FIG. 9 is a view showing an example in which an exclusive resistance element is formed in the element region of CMOS. That is, an exclusive p-type region 14R is formed between p-type source/drain regions 5A, 5B in the element region on the side of P-MOS so that they can be connected with each other, and the thus formed exclusive p-type region 14R is used as a resistance element. Both end portions of this resistance region 14R are connected with the metallic layers 13D, 13Dxe2x80x2 via p-type regions 5A, 5B. Also in this case, the transistor is not operated as P-MOS. Therefore, the polycrystal silicon film 11 used for the gate electrode is not formed on the gate oxide film 10. When an exclusive resistance element is formed in the element region on the side of N-MOS, an exclusive n-type region 15R is formed on a surface of p-type well 2. Both end portions of this n-type resistance region 15R are connected with the metallic layers 13E, 13Exe2x80x2 via n-type source/drain regions 6A, 6B. Also in this case, the transistor is not operated as N-MOS. Therefore, the polycrystal silicon film 11 used for the gate electrode is not formed on the gate oxide film 10.
In the conventional methods shown in FIGS. 6 to 9, it is intended that all resistance elements are arranged on a plane of the semiconductor substrate. Therefore, the conventional methods are not suitable for increasing the density of arrangement of components.
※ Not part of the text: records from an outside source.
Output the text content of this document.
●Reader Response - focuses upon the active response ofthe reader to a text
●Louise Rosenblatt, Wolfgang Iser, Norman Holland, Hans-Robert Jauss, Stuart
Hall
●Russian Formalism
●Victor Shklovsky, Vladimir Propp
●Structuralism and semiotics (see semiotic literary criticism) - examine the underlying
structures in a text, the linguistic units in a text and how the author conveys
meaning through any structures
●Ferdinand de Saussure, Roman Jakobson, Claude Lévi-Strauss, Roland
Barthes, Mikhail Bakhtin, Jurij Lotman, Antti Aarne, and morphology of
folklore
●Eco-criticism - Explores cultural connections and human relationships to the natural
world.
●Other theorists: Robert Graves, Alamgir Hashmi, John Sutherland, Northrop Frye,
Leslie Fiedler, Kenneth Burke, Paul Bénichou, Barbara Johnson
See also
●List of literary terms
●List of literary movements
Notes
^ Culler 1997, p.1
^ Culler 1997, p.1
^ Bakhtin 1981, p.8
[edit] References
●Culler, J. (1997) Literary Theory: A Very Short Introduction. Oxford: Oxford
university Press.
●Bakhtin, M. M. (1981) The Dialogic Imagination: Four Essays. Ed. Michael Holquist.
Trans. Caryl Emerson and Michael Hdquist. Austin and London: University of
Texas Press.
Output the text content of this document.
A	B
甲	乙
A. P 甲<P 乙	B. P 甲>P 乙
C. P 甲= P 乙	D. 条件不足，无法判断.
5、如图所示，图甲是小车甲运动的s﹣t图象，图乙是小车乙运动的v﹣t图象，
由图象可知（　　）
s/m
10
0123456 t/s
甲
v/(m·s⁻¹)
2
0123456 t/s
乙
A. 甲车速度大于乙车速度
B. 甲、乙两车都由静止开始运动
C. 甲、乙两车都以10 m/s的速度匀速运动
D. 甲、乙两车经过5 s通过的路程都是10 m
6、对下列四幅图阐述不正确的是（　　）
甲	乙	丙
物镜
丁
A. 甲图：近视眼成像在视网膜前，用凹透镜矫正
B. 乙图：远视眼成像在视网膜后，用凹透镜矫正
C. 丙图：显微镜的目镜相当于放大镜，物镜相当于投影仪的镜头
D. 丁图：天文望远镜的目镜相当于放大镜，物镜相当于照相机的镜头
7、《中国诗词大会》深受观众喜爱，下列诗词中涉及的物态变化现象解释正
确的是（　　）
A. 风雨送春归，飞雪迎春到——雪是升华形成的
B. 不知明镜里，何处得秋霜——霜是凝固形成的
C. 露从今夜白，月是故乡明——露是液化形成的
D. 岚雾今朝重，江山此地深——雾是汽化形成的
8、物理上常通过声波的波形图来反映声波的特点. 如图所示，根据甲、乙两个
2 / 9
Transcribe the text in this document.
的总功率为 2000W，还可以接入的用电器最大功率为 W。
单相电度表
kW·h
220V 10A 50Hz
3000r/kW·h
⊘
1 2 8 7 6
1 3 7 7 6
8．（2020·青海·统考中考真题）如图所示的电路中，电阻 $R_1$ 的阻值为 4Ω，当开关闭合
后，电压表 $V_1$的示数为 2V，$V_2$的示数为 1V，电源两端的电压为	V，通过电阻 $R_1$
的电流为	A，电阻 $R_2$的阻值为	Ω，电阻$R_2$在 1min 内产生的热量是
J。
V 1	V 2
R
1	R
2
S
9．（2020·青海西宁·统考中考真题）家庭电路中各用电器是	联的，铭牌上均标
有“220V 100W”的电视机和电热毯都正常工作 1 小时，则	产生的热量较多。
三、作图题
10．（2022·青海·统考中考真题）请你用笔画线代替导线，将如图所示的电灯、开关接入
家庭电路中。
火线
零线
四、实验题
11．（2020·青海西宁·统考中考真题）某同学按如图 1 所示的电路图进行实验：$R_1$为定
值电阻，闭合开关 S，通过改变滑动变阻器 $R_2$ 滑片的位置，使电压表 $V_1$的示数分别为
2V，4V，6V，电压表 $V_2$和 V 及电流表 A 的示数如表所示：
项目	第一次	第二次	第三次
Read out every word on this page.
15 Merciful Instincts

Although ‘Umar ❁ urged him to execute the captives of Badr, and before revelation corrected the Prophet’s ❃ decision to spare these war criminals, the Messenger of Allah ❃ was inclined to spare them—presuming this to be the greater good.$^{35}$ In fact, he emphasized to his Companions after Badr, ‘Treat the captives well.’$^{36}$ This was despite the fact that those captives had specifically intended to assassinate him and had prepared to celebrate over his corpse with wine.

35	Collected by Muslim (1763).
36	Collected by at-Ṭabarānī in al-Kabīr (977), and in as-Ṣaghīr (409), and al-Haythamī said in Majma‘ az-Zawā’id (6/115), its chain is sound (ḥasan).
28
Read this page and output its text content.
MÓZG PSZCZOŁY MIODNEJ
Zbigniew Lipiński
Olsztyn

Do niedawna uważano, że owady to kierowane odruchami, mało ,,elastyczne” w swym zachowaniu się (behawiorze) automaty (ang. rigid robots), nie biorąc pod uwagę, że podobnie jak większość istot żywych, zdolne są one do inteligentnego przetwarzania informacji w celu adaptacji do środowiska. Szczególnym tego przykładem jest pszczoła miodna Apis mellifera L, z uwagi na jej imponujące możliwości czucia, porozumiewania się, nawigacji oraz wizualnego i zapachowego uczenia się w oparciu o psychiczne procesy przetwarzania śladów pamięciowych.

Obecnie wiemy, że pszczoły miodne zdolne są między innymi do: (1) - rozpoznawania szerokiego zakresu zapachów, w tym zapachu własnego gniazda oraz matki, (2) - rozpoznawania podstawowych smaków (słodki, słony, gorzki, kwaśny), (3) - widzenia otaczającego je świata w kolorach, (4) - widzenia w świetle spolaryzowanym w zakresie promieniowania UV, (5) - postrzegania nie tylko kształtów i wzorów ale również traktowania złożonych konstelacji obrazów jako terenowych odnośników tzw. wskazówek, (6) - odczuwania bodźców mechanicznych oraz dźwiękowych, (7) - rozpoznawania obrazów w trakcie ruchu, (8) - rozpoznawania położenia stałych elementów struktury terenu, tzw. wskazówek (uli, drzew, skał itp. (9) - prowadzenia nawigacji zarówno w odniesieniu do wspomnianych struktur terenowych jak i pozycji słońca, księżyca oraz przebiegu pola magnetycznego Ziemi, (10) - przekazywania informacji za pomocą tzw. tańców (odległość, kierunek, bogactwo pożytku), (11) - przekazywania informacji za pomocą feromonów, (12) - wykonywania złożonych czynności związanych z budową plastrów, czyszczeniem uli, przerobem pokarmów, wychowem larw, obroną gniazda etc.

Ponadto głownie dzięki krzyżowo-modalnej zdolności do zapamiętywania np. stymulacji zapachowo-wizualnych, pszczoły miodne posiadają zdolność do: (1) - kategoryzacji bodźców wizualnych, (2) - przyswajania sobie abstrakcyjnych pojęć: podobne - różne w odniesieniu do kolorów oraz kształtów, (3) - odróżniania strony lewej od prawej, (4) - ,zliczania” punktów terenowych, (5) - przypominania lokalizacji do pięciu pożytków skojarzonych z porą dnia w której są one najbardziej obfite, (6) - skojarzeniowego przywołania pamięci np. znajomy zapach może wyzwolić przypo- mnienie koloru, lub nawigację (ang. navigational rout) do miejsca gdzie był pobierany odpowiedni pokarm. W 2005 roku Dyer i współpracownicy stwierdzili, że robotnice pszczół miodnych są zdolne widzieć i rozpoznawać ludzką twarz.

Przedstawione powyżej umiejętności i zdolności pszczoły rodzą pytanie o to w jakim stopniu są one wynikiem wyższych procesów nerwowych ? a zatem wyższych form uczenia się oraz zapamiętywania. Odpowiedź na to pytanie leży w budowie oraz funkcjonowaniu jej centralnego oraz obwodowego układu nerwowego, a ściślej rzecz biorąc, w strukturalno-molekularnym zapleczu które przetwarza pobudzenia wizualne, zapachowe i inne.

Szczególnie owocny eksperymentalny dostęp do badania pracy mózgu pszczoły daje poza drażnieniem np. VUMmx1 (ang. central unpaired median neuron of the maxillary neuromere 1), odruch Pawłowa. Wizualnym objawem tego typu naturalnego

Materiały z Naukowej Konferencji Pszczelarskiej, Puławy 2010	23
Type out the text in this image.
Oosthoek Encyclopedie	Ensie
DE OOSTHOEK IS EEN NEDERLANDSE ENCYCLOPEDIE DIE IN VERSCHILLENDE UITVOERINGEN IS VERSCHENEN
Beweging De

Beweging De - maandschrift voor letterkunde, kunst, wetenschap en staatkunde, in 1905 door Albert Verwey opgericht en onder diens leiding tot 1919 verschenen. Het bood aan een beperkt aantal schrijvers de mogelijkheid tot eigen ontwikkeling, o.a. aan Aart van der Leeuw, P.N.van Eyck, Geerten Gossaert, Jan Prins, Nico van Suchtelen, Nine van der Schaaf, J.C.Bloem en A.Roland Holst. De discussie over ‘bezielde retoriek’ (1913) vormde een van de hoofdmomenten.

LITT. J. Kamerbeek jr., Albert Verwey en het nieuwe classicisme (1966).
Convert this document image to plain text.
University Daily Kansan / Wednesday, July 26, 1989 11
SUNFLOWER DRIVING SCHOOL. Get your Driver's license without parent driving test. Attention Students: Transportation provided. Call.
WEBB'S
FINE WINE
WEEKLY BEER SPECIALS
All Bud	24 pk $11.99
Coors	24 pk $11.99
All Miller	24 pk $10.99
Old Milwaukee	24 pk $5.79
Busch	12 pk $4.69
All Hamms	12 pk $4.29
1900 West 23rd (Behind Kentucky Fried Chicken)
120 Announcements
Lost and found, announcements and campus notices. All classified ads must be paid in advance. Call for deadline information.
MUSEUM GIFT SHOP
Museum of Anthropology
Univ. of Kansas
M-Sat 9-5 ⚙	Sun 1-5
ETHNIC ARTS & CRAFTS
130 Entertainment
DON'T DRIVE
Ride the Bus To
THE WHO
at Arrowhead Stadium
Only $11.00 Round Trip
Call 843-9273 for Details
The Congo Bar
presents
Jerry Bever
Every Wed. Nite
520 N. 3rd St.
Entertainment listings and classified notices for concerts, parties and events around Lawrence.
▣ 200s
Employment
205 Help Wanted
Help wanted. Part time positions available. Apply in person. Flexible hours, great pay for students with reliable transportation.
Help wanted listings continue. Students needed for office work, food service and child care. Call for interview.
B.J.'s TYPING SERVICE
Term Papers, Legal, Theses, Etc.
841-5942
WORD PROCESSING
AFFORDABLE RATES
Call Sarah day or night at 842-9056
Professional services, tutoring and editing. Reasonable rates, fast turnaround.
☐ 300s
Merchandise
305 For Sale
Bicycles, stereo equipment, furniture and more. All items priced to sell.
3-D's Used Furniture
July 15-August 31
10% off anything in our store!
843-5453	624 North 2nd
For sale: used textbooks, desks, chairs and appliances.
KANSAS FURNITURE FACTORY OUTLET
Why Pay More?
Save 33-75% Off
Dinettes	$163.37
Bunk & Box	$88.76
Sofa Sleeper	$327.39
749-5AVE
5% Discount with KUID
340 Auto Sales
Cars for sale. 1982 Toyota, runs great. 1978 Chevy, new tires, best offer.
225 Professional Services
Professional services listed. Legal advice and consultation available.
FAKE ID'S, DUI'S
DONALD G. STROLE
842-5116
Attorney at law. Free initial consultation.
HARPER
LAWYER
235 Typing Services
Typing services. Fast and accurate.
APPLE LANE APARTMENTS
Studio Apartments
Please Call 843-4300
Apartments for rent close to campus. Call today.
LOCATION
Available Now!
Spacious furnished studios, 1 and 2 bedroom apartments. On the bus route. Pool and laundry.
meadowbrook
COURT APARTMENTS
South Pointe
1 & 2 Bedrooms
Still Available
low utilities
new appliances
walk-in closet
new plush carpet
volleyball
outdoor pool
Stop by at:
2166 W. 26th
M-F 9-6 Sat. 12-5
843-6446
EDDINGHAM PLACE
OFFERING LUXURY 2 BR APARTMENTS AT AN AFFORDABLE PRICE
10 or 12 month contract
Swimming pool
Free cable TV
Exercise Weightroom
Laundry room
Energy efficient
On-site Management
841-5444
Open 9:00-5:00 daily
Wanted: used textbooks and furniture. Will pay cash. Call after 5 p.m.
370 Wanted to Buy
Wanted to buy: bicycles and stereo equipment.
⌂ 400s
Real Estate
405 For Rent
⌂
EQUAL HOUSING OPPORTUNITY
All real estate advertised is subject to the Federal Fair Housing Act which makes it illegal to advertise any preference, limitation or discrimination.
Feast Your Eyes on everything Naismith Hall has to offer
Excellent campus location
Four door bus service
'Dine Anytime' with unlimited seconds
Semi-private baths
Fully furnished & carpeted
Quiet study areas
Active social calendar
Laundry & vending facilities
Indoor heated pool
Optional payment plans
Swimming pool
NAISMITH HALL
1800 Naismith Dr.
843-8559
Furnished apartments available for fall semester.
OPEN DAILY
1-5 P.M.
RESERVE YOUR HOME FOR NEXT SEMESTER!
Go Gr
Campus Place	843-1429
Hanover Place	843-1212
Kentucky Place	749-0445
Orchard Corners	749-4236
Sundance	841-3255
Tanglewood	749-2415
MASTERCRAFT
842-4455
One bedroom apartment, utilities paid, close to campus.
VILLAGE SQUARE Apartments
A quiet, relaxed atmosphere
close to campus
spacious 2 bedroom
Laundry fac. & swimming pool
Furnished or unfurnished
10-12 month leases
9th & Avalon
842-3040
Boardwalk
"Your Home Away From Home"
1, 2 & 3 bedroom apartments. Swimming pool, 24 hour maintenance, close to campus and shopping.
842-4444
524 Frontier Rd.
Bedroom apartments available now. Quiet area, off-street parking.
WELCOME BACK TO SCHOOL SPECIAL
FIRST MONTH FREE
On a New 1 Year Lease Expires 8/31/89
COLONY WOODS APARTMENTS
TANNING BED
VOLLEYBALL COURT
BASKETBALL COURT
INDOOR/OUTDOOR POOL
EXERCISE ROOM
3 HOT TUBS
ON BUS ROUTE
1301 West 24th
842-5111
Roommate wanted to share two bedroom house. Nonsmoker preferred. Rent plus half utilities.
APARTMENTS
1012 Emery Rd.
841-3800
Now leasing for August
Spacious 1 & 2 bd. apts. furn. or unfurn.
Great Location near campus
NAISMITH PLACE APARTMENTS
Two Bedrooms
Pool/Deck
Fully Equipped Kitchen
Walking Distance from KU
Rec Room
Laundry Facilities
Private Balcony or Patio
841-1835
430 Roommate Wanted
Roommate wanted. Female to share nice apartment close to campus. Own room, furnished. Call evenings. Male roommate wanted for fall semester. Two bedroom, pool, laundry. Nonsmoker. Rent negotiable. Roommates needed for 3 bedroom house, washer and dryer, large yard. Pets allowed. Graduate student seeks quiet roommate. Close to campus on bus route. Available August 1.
For example, it is considered that a resistance element of two-layer structure can be formed when the resistance element 11R, which is arranged on the substrate, composed of a polycrystal silicon layer shown in FIG. 6 is combined with one of the resistance elements 5R, 6R, 2R, 14R, 15R, which are arranged in the substrate, shown in FIGS. 7 to 9, so that it becomes possible to increase the density of arrangement of components. However, from an actual viewpoint, the resistance elements arranged in the substrate are formed on the lower side of the thin gate oxide film 10. Therefore, even if the polycrystal silicon layer 11 used for the gate electrode is formed on an upper side of this gate oxide film 10, it is difficult for the polycrystal silicon layer 11 to become a second resistance element which is electrically separated from the resistance element arranged in the substrate. This is a problem to be solved by the present invention.
It is an object of the present invention to provide a CMOS device in which: a plurality of resistance elements are formed at high density when resistance elements of a two-layer structure are formed, with the resistance elements being divided into an inside and an upper layer of a semiconductor substrate underneath thick field oxide film 9 high resistance elements easily formed without changing the forming process.
The above objects of the present invention can be accomplished by a CMOS device in which: a second electric conduction type well is formed on a first conduction type semiconductor substrate; a first MOS transistor of a reverse electric conduction type channel is formed on a surface of the semiconductor substrate; a second MOS transistor of first conduction type channel is formed on a surface of the well; and a resistance element is formed in the semiconductor substrate on a lower side of a thick field oxide film covering a surface of the semiconductor substrate.
According to a preferred embodiment of the present invention, the resistance element can be realized by utilizing a channel stopper used for the first MOS transistor or a channel stopper used for the second MOS transistor. The resistance element can be also realized by utilizing the well for forming the second MOS transistor. According to the more specific structure of the present invention, the second resistance element composed of a polycrystal silicon layer is further formed on an upper side of the field oxide film.